The two mistakes everyone makes
1. Chunking by page
PDFs have page breaks. It's tempting to treat each page as one chunk. Don't. A page boundary in a legal contract might fall mid-sentence, mid-clause, mid-argument. You end up with one chunk that ends "the liability shall not exceed…" and another that starts "…of the total contract value." Neither makes sense alone. Retrieval will fail for any question about liability caps.
2. Chunking too large
Larger chunks retrieve more context, right? In theory. In practice, a 2,000-word chunk retrieved for a narrow question buries the relevant paragraph in three pages of noise. The model's attention spreads thin, confidence drops, and you get hedged, vague answers.
What we do at RagmyAI
RagmyAI splits documents at natural paragraph and heading boundaries, targeting 400–600 words per chunk. We add a small overlap — roughly 50 words — between adjacent chunks so that answers straddling a boundary are still retrievable from either side.
For structured documents like contracts or manuals, we weight the split toward heading boundaries first. A heading almost always signals a topic shift, which makes it a better cut point than an arbitrary word count.
The overlap trick
Overlap is underrated. Imagine the answer is: "The warranty period is 24 months from the date of purchase." If "24 months" falls at the end of chunk 7 and "from the date of purchase" starts chunk 8, a system without overlap retrieves only half the sentence. With a 50-word overlap, both chunks contain the complete sentence. Either one answers correctly.
Practical rules of thumb
- 400–600 words per chunk for general documents. Go narrower (200–300) for highly technical reference material where precision matters more than context.
- Always split at paragraph ends, not mid-sentence or mid-list.
- Add 10–15% overlap between adjacent chunks.
- Never chunk by page.
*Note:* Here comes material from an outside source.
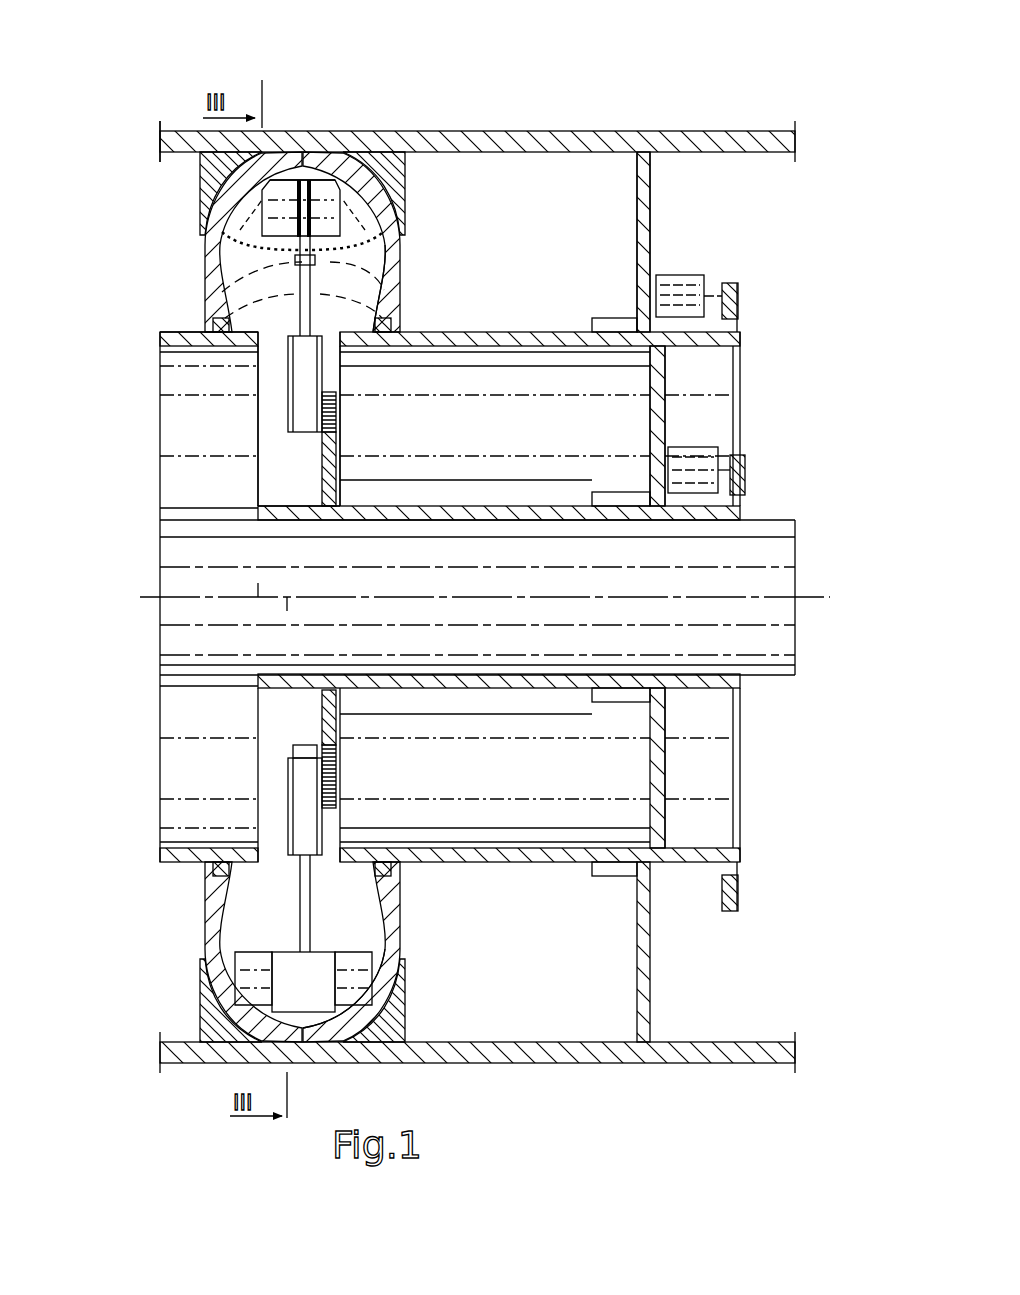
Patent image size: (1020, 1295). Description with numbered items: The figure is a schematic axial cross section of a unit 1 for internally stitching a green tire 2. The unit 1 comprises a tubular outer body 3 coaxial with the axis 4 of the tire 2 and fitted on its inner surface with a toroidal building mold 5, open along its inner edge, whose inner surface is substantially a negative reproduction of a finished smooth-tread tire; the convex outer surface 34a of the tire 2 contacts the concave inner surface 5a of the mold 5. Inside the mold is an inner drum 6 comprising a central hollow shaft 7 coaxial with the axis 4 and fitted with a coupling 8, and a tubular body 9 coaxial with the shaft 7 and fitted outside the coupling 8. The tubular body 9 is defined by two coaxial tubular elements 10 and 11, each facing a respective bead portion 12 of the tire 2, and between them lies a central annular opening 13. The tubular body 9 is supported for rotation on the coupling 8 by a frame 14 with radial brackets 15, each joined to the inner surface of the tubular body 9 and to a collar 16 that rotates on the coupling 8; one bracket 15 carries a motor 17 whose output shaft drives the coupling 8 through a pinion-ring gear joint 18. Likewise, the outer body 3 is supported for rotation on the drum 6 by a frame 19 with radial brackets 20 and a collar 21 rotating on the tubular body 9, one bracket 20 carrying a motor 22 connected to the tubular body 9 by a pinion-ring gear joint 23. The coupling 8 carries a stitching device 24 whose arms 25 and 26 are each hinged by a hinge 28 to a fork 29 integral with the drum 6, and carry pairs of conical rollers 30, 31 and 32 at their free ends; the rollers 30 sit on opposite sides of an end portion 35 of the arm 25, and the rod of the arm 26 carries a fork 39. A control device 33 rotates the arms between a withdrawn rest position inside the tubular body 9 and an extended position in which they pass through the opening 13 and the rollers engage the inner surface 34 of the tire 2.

Page boundaries are a print artefact, not a semantic one.
- Re-upload after major edits. Chunks are computed at upload time. If you've revised the document, the old chunks are stale.
When chunking goes wrong — a real example
A university professor uploaded a 90-page lecture series and asked: "What are the three stages of memory consolidation?" The answer was in a table on page 47. Because the system chunked by page, the table header ("Three stages of consolidation") was in one chunk and the table body was split across three others. None of the individual chunks contained a complete answer. The AI improvised — and was wrong.
After re-uploading with paragraph-based chunking, the question was answered correctly on the first try.
Chunking is invisible when it works. When it doesn't, no other part of the pipeline can compensate.